Vor allem aber bleibe die Frage, wie man zwischen den Verfehlungen einzelner Menschen und der Heiligkeit der Kirche klar unterscheiden könne, hieß es. Auf keinen Fall sollte der Eindruck entstehen, die Kirche gestehe mit dem "Mea culpa" eine Fehlbarkeit ihrer Lehrentscheidungen ein.

Der Vatikan schaltete Experten ein; Theologen aus aller Welt berieten über Chancen und Risiken eines solchen Bußakts. Zu besonders komplexen Themen wie Inquisition oder Judenverfolgung wurden hochkarätige Fachtagungen zusammengerufen. Zuletzt prüfte die Internationale Theologenkommission in einem 40-seitigen Grundsatzpapier ("Erinnern und Versöhnen"), warum und in welcher Form die Kirche um Vergebung für vergangene Verfehlungen bitten könne.

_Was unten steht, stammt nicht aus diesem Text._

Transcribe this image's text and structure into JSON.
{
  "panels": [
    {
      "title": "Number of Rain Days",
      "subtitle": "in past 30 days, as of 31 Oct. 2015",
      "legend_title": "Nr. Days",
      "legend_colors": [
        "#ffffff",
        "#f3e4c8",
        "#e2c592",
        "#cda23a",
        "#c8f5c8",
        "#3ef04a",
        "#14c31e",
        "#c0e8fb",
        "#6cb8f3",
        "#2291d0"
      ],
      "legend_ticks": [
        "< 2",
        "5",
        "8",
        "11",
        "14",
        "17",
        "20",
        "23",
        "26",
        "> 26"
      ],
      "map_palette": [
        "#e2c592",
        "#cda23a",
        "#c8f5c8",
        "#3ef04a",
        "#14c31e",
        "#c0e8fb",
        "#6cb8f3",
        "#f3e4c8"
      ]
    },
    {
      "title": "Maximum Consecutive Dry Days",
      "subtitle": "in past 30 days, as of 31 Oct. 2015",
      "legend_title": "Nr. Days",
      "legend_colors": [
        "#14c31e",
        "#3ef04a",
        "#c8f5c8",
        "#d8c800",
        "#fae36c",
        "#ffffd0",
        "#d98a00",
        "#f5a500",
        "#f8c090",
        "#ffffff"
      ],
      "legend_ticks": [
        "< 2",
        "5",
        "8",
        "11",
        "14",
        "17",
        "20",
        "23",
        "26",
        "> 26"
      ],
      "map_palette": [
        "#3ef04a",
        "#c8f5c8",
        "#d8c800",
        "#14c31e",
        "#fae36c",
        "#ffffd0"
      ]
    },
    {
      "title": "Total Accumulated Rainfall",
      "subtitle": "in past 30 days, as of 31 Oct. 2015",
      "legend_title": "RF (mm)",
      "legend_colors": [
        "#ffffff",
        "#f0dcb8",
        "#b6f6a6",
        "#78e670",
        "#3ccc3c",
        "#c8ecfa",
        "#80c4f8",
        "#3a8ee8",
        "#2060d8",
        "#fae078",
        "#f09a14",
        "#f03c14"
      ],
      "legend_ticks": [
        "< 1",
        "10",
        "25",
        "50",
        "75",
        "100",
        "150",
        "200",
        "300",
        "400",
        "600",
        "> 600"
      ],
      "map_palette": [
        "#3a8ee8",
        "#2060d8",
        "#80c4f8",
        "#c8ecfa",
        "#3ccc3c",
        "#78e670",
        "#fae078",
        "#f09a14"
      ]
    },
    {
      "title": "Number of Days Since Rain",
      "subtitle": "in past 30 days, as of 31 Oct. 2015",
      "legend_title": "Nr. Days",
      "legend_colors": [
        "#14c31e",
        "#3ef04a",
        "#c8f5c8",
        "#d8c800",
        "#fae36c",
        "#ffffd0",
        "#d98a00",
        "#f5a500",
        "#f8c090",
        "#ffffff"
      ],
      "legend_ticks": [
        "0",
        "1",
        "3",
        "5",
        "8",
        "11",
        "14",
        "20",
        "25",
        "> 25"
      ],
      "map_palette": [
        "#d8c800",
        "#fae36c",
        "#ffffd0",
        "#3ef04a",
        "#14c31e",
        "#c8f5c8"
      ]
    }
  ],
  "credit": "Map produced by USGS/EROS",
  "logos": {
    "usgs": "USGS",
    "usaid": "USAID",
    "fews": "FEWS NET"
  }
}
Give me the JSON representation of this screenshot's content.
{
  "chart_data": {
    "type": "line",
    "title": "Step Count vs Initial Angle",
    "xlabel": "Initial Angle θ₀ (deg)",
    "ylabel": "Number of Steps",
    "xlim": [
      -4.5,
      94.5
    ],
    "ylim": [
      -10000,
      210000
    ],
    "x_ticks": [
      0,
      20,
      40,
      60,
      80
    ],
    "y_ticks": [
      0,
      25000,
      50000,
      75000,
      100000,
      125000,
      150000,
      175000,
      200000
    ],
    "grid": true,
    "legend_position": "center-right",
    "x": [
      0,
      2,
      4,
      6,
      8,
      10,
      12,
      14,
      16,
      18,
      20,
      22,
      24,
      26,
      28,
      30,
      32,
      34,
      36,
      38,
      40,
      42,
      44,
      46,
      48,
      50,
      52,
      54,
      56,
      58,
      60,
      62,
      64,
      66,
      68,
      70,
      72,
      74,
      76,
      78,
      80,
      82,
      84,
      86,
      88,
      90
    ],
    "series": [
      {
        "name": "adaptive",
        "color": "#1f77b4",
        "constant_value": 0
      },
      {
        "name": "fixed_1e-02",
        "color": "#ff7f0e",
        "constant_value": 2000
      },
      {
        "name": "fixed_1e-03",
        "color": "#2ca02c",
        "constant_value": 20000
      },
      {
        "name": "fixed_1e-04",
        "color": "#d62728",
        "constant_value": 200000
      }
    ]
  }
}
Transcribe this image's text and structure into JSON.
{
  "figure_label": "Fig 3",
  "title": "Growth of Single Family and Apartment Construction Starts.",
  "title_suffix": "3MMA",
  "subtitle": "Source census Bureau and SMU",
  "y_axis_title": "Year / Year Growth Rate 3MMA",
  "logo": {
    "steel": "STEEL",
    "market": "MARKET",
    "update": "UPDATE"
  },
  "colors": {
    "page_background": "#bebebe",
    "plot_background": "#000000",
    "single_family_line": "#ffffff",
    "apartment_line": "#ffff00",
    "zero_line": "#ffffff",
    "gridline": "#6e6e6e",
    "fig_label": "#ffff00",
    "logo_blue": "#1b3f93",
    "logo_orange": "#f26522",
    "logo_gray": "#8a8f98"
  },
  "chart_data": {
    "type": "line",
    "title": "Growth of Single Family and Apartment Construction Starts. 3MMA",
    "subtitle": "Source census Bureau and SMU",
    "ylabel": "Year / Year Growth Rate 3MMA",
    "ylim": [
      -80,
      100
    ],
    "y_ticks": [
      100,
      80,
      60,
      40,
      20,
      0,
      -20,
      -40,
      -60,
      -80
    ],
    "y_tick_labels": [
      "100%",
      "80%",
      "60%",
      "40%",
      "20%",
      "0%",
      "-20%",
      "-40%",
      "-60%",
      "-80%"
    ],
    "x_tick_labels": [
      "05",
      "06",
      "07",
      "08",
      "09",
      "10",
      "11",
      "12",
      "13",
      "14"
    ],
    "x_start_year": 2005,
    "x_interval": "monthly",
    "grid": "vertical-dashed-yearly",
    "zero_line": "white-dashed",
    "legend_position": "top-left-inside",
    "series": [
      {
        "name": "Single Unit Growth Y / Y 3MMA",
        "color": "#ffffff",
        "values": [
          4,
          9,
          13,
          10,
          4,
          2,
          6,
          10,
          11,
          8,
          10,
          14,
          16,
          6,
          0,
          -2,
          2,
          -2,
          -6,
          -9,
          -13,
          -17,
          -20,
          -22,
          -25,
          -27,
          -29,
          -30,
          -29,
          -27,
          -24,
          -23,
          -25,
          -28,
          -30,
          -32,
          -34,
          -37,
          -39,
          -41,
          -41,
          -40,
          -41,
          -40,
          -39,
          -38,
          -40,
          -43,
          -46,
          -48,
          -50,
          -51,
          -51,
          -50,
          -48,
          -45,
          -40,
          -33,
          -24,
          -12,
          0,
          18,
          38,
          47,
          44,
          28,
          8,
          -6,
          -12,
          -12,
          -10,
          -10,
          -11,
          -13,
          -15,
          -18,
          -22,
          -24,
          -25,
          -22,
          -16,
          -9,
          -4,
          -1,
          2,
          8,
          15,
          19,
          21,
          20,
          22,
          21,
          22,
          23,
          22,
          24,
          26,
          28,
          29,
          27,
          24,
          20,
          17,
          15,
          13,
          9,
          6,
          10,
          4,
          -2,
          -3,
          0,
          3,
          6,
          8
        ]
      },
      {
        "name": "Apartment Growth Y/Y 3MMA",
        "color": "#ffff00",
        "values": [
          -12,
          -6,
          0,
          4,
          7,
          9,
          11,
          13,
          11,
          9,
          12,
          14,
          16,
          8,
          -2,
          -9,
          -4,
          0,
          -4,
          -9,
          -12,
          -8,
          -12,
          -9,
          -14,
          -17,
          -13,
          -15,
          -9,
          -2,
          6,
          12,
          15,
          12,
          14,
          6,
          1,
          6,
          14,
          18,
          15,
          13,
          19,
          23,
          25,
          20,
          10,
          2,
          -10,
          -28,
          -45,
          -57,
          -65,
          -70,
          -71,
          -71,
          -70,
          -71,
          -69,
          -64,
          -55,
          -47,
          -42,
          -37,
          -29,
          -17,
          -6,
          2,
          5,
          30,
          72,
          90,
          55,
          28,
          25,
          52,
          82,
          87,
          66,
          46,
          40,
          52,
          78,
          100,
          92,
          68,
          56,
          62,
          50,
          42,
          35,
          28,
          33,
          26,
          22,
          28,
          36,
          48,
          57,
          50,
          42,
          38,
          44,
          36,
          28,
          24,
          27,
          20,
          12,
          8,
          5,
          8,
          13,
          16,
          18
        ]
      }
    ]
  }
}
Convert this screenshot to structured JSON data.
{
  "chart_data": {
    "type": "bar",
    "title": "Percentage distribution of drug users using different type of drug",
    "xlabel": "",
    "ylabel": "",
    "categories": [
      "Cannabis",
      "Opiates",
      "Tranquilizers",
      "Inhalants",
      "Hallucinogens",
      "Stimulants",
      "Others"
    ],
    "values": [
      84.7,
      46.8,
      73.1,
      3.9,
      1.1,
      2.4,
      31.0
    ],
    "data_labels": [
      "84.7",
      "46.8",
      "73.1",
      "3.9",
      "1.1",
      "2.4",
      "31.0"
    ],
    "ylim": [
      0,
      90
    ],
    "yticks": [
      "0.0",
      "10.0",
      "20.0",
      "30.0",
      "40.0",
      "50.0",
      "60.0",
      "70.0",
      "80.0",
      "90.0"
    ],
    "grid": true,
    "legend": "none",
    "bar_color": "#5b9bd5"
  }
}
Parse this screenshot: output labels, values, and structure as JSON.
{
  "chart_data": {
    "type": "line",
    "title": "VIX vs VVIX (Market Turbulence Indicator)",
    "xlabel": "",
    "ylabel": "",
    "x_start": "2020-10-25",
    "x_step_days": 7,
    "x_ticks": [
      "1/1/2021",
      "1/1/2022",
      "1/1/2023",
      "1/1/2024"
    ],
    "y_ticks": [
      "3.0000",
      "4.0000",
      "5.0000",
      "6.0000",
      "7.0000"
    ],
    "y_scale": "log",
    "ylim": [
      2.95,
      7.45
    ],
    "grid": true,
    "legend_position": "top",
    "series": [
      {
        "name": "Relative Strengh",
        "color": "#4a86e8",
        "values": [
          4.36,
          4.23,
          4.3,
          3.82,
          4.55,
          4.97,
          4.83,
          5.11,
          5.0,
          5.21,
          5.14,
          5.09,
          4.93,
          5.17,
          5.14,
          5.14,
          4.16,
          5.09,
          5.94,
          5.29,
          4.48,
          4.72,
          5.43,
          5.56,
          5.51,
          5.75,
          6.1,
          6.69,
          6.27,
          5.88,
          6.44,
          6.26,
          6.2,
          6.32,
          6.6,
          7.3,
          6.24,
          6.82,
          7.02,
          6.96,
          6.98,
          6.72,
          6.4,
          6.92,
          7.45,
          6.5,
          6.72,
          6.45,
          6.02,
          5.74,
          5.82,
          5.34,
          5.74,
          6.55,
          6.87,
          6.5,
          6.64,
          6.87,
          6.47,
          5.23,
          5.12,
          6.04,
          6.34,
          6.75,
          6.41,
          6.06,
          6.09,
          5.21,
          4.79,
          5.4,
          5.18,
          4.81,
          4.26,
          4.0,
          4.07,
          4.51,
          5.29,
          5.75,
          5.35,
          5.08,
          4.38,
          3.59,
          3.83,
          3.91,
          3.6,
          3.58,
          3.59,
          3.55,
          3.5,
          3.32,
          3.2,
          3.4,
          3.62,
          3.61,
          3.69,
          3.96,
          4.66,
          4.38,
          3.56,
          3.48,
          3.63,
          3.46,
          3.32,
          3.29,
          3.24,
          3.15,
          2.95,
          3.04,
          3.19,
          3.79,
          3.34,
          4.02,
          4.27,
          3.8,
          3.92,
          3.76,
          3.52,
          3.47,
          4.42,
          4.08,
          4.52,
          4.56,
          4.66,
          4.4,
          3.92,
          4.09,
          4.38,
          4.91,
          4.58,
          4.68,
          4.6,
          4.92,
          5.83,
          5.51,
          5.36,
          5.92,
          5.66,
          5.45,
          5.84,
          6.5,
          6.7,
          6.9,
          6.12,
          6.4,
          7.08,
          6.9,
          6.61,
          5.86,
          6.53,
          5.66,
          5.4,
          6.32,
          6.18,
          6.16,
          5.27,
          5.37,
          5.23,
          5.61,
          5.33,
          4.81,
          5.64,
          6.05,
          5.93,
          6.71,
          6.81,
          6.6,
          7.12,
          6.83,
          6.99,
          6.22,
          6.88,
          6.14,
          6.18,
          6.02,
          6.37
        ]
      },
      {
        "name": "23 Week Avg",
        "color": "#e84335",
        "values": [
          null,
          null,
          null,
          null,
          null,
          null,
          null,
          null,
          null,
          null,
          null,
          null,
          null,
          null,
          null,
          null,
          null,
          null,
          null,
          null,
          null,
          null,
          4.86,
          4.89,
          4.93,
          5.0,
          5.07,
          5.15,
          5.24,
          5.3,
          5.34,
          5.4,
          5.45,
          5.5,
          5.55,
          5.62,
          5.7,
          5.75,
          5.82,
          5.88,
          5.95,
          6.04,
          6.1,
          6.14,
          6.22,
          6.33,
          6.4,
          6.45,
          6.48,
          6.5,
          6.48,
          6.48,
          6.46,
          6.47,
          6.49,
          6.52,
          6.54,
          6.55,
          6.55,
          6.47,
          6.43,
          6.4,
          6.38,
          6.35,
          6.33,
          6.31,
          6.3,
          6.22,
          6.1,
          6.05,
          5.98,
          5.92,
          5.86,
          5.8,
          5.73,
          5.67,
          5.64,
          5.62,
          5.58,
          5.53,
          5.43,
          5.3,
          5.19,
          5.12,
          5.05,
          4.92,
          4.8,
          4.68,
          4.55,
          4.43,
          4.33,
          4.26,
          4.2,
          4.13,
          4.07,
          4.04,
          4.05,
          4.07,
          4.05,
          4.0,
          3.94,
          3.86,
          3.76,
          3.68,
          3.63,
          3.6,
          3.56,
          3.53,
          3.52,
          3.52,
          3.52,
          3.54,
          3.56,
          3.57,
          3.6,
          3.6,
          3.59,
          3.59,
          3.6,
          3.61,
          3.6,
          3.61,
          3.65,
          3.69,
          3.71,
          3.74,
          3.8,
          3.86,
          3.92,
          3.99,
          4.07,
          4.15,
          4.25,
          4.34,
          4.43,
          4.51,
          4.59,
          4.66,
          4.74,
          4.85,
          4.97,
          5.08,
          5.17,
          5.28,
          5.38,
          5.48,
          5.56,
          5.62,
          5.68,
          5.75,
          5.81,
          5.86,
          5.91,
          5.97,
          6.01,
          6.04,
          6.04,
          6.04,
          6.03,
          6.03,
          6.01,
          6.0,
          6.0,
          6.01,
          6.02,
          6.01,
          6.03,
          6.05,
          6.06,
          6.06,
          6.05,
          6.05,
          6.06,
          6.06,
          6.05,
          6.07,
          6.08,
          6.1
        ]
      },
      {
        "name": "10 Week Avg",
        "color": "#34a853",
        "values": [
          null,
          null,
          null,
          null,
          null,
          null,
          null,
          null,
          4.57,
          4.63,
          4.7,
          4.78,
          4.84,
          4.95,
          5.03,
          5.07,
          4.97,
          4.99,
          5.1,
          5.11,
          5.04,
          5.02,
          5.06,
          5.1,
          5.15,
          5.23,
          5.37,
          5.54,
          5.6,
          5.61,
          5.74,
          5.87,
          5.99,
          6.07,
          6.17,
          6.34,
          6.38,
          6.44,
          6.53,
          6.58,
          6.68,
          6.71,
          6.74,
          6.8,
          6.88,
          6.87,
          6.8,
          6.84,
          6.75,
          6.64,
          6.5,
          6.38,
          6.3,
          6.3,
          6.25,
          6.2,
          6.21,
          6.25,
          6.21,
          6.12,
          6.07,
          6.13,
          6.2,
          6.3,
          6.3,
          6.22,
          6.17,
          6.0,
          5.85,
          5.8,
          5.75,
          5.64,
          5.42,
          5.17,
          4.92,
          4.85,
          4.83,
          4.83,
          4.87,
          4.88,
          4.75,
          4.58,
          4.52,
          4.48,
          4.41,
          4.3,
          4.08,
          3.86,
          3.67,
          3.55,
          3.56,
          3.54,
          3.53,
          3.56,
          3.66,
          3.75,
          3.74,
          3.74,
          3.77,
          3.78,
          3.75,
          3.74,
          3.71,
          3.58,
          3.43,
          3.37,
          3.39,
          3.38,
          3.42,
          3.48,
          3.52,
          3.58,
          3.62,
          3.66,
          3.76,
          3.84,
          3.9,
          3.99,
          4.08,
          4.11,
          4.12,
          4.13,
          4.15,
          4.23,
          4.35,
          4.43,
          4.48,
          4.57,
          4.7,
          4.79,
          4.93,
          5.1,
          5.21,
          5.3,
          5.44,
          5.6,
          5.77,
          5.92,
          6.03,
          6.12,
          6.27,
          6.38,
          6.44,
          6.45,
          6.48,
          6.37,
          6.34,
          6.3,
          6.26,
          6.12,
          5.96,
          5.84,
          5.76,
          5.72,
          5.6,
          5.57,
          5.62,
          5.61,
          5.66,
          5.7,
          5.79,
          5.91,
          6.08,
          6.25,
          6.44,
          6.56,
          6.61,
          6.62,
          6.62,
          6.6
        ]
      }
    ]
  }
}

Vergebungsbitte solle Beginn der eigenen Bekehrung für die heutigen Christen sein

Schließlich gaben die Theologen unter Ratzinger Grünes Licht: Die Vergebungsbitte stärke die Glaubwürdigkeit der Kirche in der Welt. Sie sei kein "Tribunal über die Sünden der Vergangenheit", sondern sollte der Beginn der eigenen Bekehrung für die heutigen Christen sein. Freilich müsse neben der objektiven Schuld auch das viele Gute gesehen werden, das Gott durch die Kirche in 2.000 Jahren gewirkt habe.

Eine Fortsetzung und konkrete Umsetzung erfuhr der "Tag des Vergebens" genau zwei Wochen später – in Jerusalem. Zum Abschluss seiner Pilgerreise schob Johannes Paul II. an der Klagemauer den Text seiner Vergebungsbitte in eine Spalte zwischen den antiken Steinquadern.